Alternatively, the timeout can be set by adding the following line to the /etc/system file on the guest domain.
set vdc:vdc_timeout=seconds
Reference: http://docs.oracle.com/cd/E19604-01/821-0406/virtualdisktimeout/index.html
Note: If this tunable is set, it overwrites any timeout setting done using the ldm CLI. Also, the tunable sets the timeout for all virtual disks in the guest domain.
Solution
In an effort to resolve the hung state in the GUEST domain environment, the vdc_timeout kernel tunable can be used to define the timeout value for all disks residing in the GUEST domain by adding an entry to the /etc/system file.
Note: The vdc_timeout setting equates to the number of seconds before the timeout is reached.
If vdc_timeout is 0 then no timeout is set.
To set the vdc_timeout, add the following line entry in the /etc/system file on the GUEST domain and reboot the GUEST domain for the amendment to take effect:
set vdc:vdc_timeout=30
In the above instance, the timeout is set to 30 seconds.
Once the "vdc_timeout" setting has been defined and the server rebooted, the hung state should no longer occur in the GUEST domain.
Applies To
Array configuration:
The IBM SVC arrays must be configured in ALUA mode as specified in the Hardware article:
000031529
LDOMs
Solaris Logical Domains (LDoms) is a virtualization technology on the Solaris SPARC platform that enables the creation of independent virtual machine environments on the same physical system.
LDoms are a virtualized computing environment abstracted from all physical devices, which allow you to consolidate and centrally manage your workloads on one system.
The logical domains can be specified roles such as a Control domain, Service domain, I/O domain , and Guest domain.
Each domain is a full virtual machine where the operating systems can be started, stopped, and rebooted independently.
https://sort.veritas.com/public/documents/sf/5.1/solaris/pdf/sfha_virtualization.pdf
Figure 1.0
Storage Foundation (SF) stack model with Solaris Logical Domains
Note: The SERVICE domain may be referred to as the CONTROL domain.
VDC design
The default behavior for the virtual disk client (VDC) is that I/O will be blocked in the event of loss of connectivity/standard operational performance to a SERVICE domain.
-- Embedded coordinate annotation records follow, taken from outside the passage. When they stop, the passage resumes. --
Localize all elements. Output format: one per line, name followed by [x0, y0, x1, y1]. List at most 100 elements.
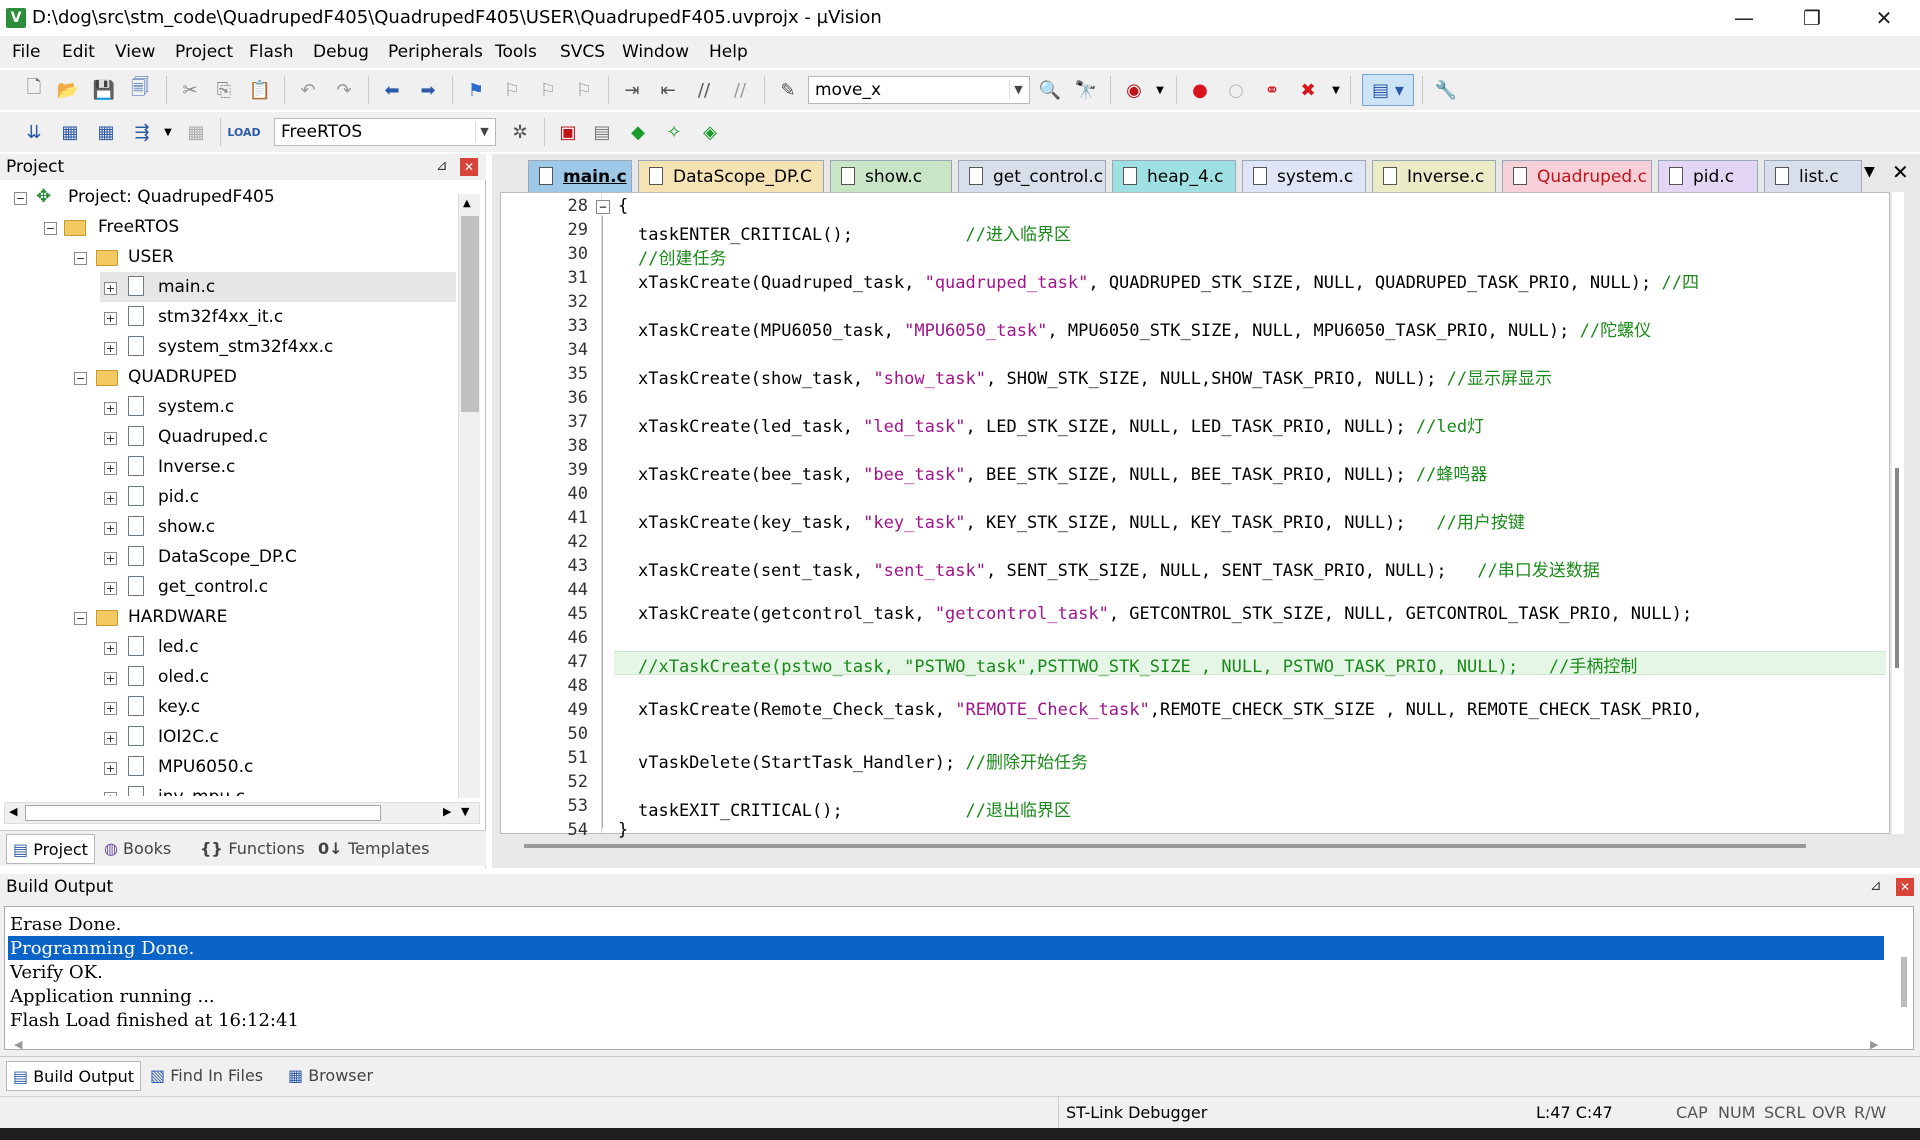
- expand-toggle-icon[interactable]: +: [104, 342, 117, 355]
- tab-system-c[interactable]: system.c: [1242, 160, 1366, 192]
- code-line[interactable]: }: [618, 820, 628, 840]
- project-root[interactable]: Project: QuadrupedF405: [68, 182, 275, 212]
- maximize-button[interactable]: ❐: [1784, 0, 1840, 36]
- code-line[interactable]: xTaskCreate(MPU6050_task, "MPU6050_task"…: [638, 316, 1651, 341]
- chevron-down-icon[interactable]: ▼: [1009, 80, 1027, 100]
- scroll-thumb[interactable]: [461, 216, 479, 412]
- expand-toggle-icon[interactable]: +: [104, 432, 117, 445]
- close-panel-icon[interactable]: ✕: [460, 158, 478, 176]
- scroll-left-icon[interactable]: ◀: [9, 805, 17, 818]
- scroll-up-icon[interactable]: ▲: [463, 198, 471, 209]
- expand-toggle-icon[interactable]: +: [104, 522, 117, 535]
- expand-toggle-icon[interactable]: +: [104, 462, 117, 475]
- incremental-find-icon[interactable]: 🔭: [1072, 76, 1100, 104]
- menu-help[interactable]: Help: [709, 42, 748, 62]
- group-user[interactable]: USER: [128, 242, 174, 272]
- code-line[interactable]: xTaskCreate(key_task, "key_task", KEY_ST…: [638, 508, 1525, 533]
- build-icon[interactable]: ▦: [56, 118, 84, 146]
- output-line[interactable]: Programming Done.: [10, 938, 194, 959]
- rebuild-icon[interactable]: ▦: [92, 118, 120, 146]
- tab-project[interactable]: ▤ Project: [6, 834, 95, 864]
- code-line[interactable]: xTaskCreate(getcontrol_task, "getcontrol…: [638, 604, 1692, 624]
- find-in-files-icon[interactable]: ✎: [774, 76, 802, 104]
- run-time-environment-icon[interactable]: ◈: [696, 118, 724, 146]
- code-line[interactable]: xTaskCreate(Remote_Check_task, "REMOTE_C…: [638, 700, 1702, 720]
- tab-inverse-c[interactable]: Inverse.c: [1372, 160, 1496, 192]
- expand-toggle-icon[interactable]: +: [104, 642, 117, 655]
- select-packs-icon[interactable]: ✧: [660, 118, 688, 146]
- tree-file[interactable]: led.c: [158, 632, 199, 662]
- menu-project[interactable]: Project: [175, 42, 233, 62]
- close-panel-icon[interactable]: ✕: [1896, 878, 1914, 896]
- expand-toggle-icon[interactable]: +: [104, 402, 117, 415]
- expand-toggle-icon[interactable]: +: [104, 552, 117, 565]
- tree-file[interactable]: show.c: [158, 512, 215, 542]
- disable-breakpoints-icon[interactable]: ⚭: [1258, 76, 1286, 104]
- save-icon[interactable]: 💾: [90, 76, 118, 104]
- tree-file[interactable]: system_stm32f4xx.c: [158, 332, 333, 362]
- next-bookmark-icon[interactable]: ⚐: [534, 76, 562, 104]
- find-combo[interactable]: move_x ▼: [808, 76, 1030, 104]
- translate-icon[interactable]: ⇊: [20, 118, 48, 146]
- pack-installer-icon[interactable]: ◆: [624, 118, 652, 146]
- output-line[interactable]: Verify OK.: [10, 962, 103, 983]
- output-line[interactable]: Erase Done.: [10, 914, 121, 935]
- tree-file[interactable]: Quadruped.c: [158, 422, 268, 452]
- tree-file[interactable]: system.c: [158, 392, 234, 422]
- debug-session-icon[interactable]: ◉: [1120, 76, 1148, 104]
- output-line[interactable]: Application running ...: [10, 986, 215, 1007]
- expand-toggle-icon[interactable]: +: [104, 702, 117, 715]
- expand-toggle-icon[interactable]: +: [104, 282, 117, 295]
- tab-main-c[interactable]: main.c: [528, 160, 632, 192]
- stop-build-icon[interactable]: ▦: [182, 118, 210, 146]
- code-line[interactable]: xTaskCreate(sent_task, "sent_task", SENT…: [638, 556, 1600, 581]
- configure-icon[interactable]: 🔧: [1432, 76, 1460, 104]
- collapse-toggle-icon[interactable]: −: [44, 222, 57, 235]
- collapse-toggle-icon[interactable]: −: [74, 372, 87, 385]
- tree-file[interactable]: stm32f4xx_it.c: [158, 302, 283, 332]
- navigate-back-icon[interactable]: ⬅: [378, 76, 406, 104]
- tab-pid-c[interactable]: pid.c: [1658, 160, 1758, 192]
- clear-bookmarks-icon[interactable]: ⚐: [570, 76, 598, 104]
- group-quadruped[interactable]: QUADRUPED: [128, 362, 237, 392]
- batch-build-icon[interactable]: ⇶: [128, 118, 156, 146]
- tab-show-c[interactable]: show.c: [830, 160, 952, 192]
- tree-file[interactable]: pid.c: [158, 482, 199, 512]
- menu-tools[interactable]: Tools: [495, 42, 537, 62]
- editor-horizontal-scrollbar[interactable]: [524, 844, 1806, 848]
- multi-project-icon[interactable]: ▤: [588, 118, 616, 146]
- tab-templates[interactable]: 0↓ Templates: [318, 834, 429, 864]
- expand-toggle-icon[interactable]: +: [104, 312, 117, 325]
- menu-file[interactable]: File: [12, 42, 40, 62]
- target-options-icon[interactable]: ✲: [506, 118, 534, 146]
- tab-browser[interactable]: ▦ Browser: [288, 1061, 373, 1091]
- copy-icon[interactable]: ⎘: [210, 76, 238, 104]
- editor-vertical-scrollbar[interactable]: [1892, 192, 1904, 834]
- code-line[interactable]: {: [618, 196, 628, 216]
- kill-breakpoints-icon[interactable]: ✖: [1294, 76, 1322, 104]
- code-line[interactable]: taskENTER_CRITICAL(); //进入临界区: [638, 220, 1071, 245]
- code-line[interactable]: //创建任务: [638, 244, 726, 269]
- scroll-right-icon[interactable]: ▶: [1870, 1038, 1878, 1051]
- redo-icon[interactable]: ↷: [330, 76, 358, 104]
- code-line[interactable]: taskEXIT_CRITICAL(); //退出临界区: [638, 796, 1071, 821]
- save-all-icon[interactable]: 🗐: [126, 76, 154, 104]
- code-line[interactable]: xTaskCreate(show_task, "show_task", SHOW…: [638, 364, 1552, 389]
- tab-list-dropdown-icon[interactable]: ▼: [1864, 164, 1875, 180]
- chevron-down-icon[interactable]: ▼: [475, 122, 493, 142]
- find-icon[interactable]: 🔍: [1036, 76, 1064, 104]
- tab-heap-4-c[interactable]: heap_4.c: [1112, 160, 1236, 192]
- insert-bookmark-icon[interactable]: ⚑: [462, 76, 490, 104]
- expand-toggle-icon[interactable]: +: [104, 762, 117, 775]
- paste-icon[interactable]: 📋: [246, 76, 274, 104]
- chevron-down-icon[interactable]: ▼: [154, 118, 182, 146]
- menu-peripherals[interactable]: Peripherals: [388, 42, 483, 62]
- code-line[interactable]: xTaskCreate(Quadruped_task, "quadruped_t…: [638, 268, 1699, 293]
- expand-toggle-icon[interactable]: +: [104, 672, 117, 685]
- expand-toggle-icon[interactable]: +: [104, 582, 117, 595]
- tree-file[interactable]: get_control.c: [158, 572, 268, 602]
- tab-functions[interactable]: {} Functions: [200, 834, 305, 864]
- minimize-button[interactable]: —: [1716, 0, 1772, 36]
- expand-toggle-icon[interactable]: +: [104, 792, 117, 796]
- scroll-thumb[interactable]: [25, 805, 381, 821]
If the VDC timeout property can be set to have the I/O timed out. When this property is not present or set to 0 then there's no timeout, and I/O will not timeout.
A virtual disk contains two components:
The virtual disk itself will appear in the GUEST domain, and the virtual disk backend, which is where the data is stored and where virtual I/O ends up.
The virtual disk backend is exported from a SERVICE domain by the virtual disk server (vds) driver. The vds driver communicates with the virtual disk client (vdc) driver in the GUEST domain through the hypervisor using a logical domain channel (LDC).
A virtual disk appears as /dev/[r]dsk/cXdYsZ devices in the GUEST domain.
Note: The virtual disk backend can be a physical disk, a physical disk slice, a file, a volume from a volume management framework, such as the Zettabyte File System (ZFS), Solaris Volume Manager (SVM), Veritas Volume Manager (VxVM), or any disk pseudo device accessible from the service domain.